High-Dimensional Forecasting with Known Knowns and Known Unknowns

This paper, authored by Pesaran and Smith, addresses the challenges and methodologies of leveraging high-dimensional data in forecasting, with a particular focus on economic applications such as predicting UK inflation. By synthesizing both sparse and dense modeling approaches, it seeks to enhance forecasting accuracy amidst the increasing complexity of global economic factors and data availability.

The paper distinguishes between "known knowns" and "known unknowns" to frame the high-dimensional forecasting problem. In this context, "known knowns" refer to a pre-defined set of variables from which relevant predictors are selected through techniques like Lasso and OCMT, whereas "known unknowns" involve the challenge of approximating latent factors not directly observed but inferred using dense methods such as principal components.

A significant contribution of the paper is its dual methodological introduction of Lasso and OCMT. Lasso employs a penalty technique that facilitates variable selection by shrinking some coefficients to zero, thereby discarding less-informative predictors. Despite its simplicity, Lasso's efficacy depends heavily on tuning parameters and assumptions about correlation structures, as reflected in its reliance on the Irrepresentable Condition (IRC).

Complementarily, OCMT (One Covariate at a time, Multiple Testing) provides an inferential approach to variable selection, advancing beyond IRC limitations by individually testing covariates for significance. OCMT incorporates false discovery rate controls to ensure robustness in the presence of large numbers of potential predictors, outperforming Lasso particularly when multicollinearity is pronounced.

The authors also explore GOCMT, an extension of OCMT, which enhances selection procedures by integrating principal components to account for underlying latent structures, thereby marrying the strengths of sparse and dense techniques.

Empirically, the paper applies these methods to forecast quarterly UK inflation, covering various forecast horizons. The empirical analysis underscores the value of integrating global factors, such as non-UK inflation rates, which substantially affect domestic economic conditions. Across different methods and periods, ARX models, incorporating both UK and foreign inflation, demonstrate superior performance in terms of RMSFE compared to simpler autoregressive models.
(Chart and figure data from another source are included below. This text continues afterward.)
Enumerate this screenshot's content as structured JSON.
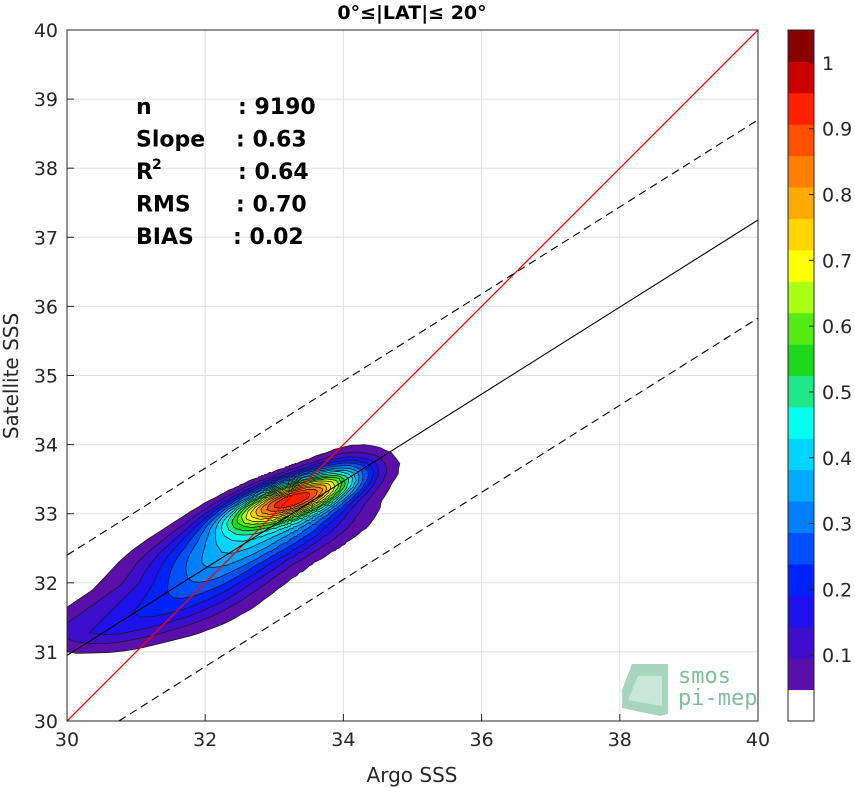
{
  "chart_data": {
    "type": "contour",
    "title": "0°≤|LAT|≤ 20°",
    "xlabel": "Argo SSS",
    "ylabel": "Satellite SSS",
    "xlim": [
      30,
      40
    ],
    "ylim": [
      30,
      40
    ],
    "xticks": [
      "30",
      "32",
      "34",
      "36",
      "38",
      "40"
    ],
    "yticks": [
      "30",
      "31",
      "32",
      "33",
      "34",
      "35",
      "36",
      "37",
      "38",
      "39",
      "40"
    ],
    "grid": true,
    "stats": [
      {
        "label": "n",
        "value": ": 9190"
      },
      {
        "label": "Slope",
        "value": ": 0.63"
      },
      {
        "label": "R",
        "sup": "2",
        "value": ": 0.64"
      },
      {
        "label": "RMS",
        "value": ": 0.70"
      },
      {
        "label": "BIAS",
        "value": ": 0.02"
      }
    ],
    "lines": {
      "identity": {
        "slope": 1,
        "intercept": 0,
        "color": "#ff0000"
      },
      "fit": {
        "x": [
          30,
          40
        ],
        "y": [
          30.95,
          37.25
        ],
        "color": "#000000"
      },
      "fit_upper": {
        "x": [
          30,
          40
        ],
        "y": [
          32.4,
          38.7
        ],
        "style": "dashed"
      },
      "fit_lower": {
        "x": [
          30.75,
          40
        ],
        "y": [
          30,
          35.83
        ],
        "style": "dashed"
      }
    },
    "density_peak": {
      "x": 33.2,
      "y": 33.2
    },
    "contour_levels": [
      0.05,
      0.1,
      0.15,
      0.2,
      0.25,
      0.3,
      0.35,
      0.4,
      0.45,
      0.5,
      0.55,
      0.6,
      0.65,
      0.7,
      0.75,
      0.8,
      0.85,
      0.9,
      0.95,
      1.0
    ],
    "colorbar": {
      "ticks": [
        "0.1",
        "0.2",
        "0.3",
        "0.4",
        "0.5",
        "0.6",
        "0.7",
        "0.8",
        "0.9",
        "1"
      ],
      "colors": [
        "#ffffff",
        "#5a0faa",
        "#3d0fcc",
        "#1f10ee",
        "#0022ff",
        "#0050ff",
        "#0080ff",
        "#00aaff",
        "#00d4ff",
        "#00ffee",
        "#1fe888",
        "#1ed81e",
        "#55ec16",
        "#aaff14",
        "#ffff00",
        "#ffd500",
        "#ffaa00",
        "#ff8000",
        "#ff5000",
        "#ff2000",
        "#cc0000",
        "#880000"
      ]
    }
  },
  "logo": {
    "line1": "smos",
    "line2": "pi-mep"
  }
}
The paper highlights the potential pitfalls of overly complex models and variable overfitting that can sometimes occur with Lasso, particularly when conditioned on pre-selected variables. The results emphasize that while advanced machine learning techniques are powerful, their utility may be limited by the particular economic structure and the forecasting context in question.

The findings have practical implications for policymakers, suggesting they accommodate international economic interactions and latent global factors in their decision-support tools. Theoretically, this work calls for a nuanced understanding of model specification in high-dimensional environments, advocating for adaptive approaches that balance the strengths of sparse and dense modeling techniques.
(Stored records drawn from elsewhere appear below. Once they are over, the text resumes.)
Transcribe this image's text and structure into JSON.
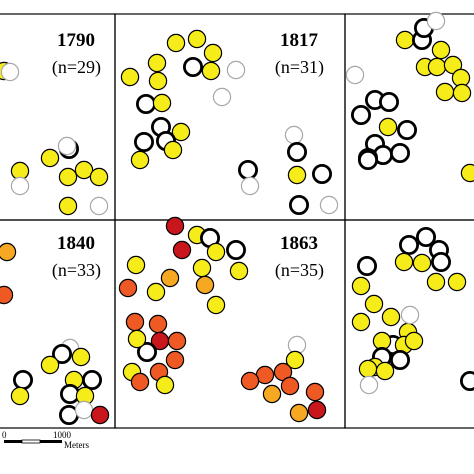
{
  "colors": {
    "yellow": "#f6ec1a",
    "light-yellow": "#fbf4a0",
    "orange": "#f7a823",
    "dark-orange": "#ef5a24",
    "red": "#c8161c",
    "white": "#ffffff",
    "black-outline": "#000000",
    "gray-outline": "#a8a8a8"
  },
  "scalebar": {
    "labels": [
      "0",
      "1000",
      "Meters"
    ]
  },
  "chart_data": {
    "type": "scatter",
    "panels": [
      {
        "id": "p1790",
        "year": "1790",
        "n_label": "(n=29)"
      },
      {
        "id": "p1817",
        "year": "1817",
        "n_label": "(n=31)"
      },
      {
        "id": "p_top_right",
        "year": "",
        "n_label": ""
      },
      {
        "id": "p1840",
        "year": "1840",
        "n_label": "(n=33)"
      },
      {
        "id": "p1863",
        "year": "1863",
        "n_label": "(n=35)"
      },
      {
        "id": "p_bottom_right",
        "year": "",
        "n_label": ""
      }
    ]
  }
}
In conclusion, this paper contributes to the field of econometrics by providing a comprehensive framework for high-dimensional forecasting within complex, interconnected economic systems. The fusion of traditional econometric methods with contemporary machine-learning techniques offers invaluable insights for improving forecast accuracy in the volatile global economic landscape. As computational power continues to grow and data becomes more abundant, future research may focus on refining these approaches, particularly in the face of parameter instability and structural economic shifts.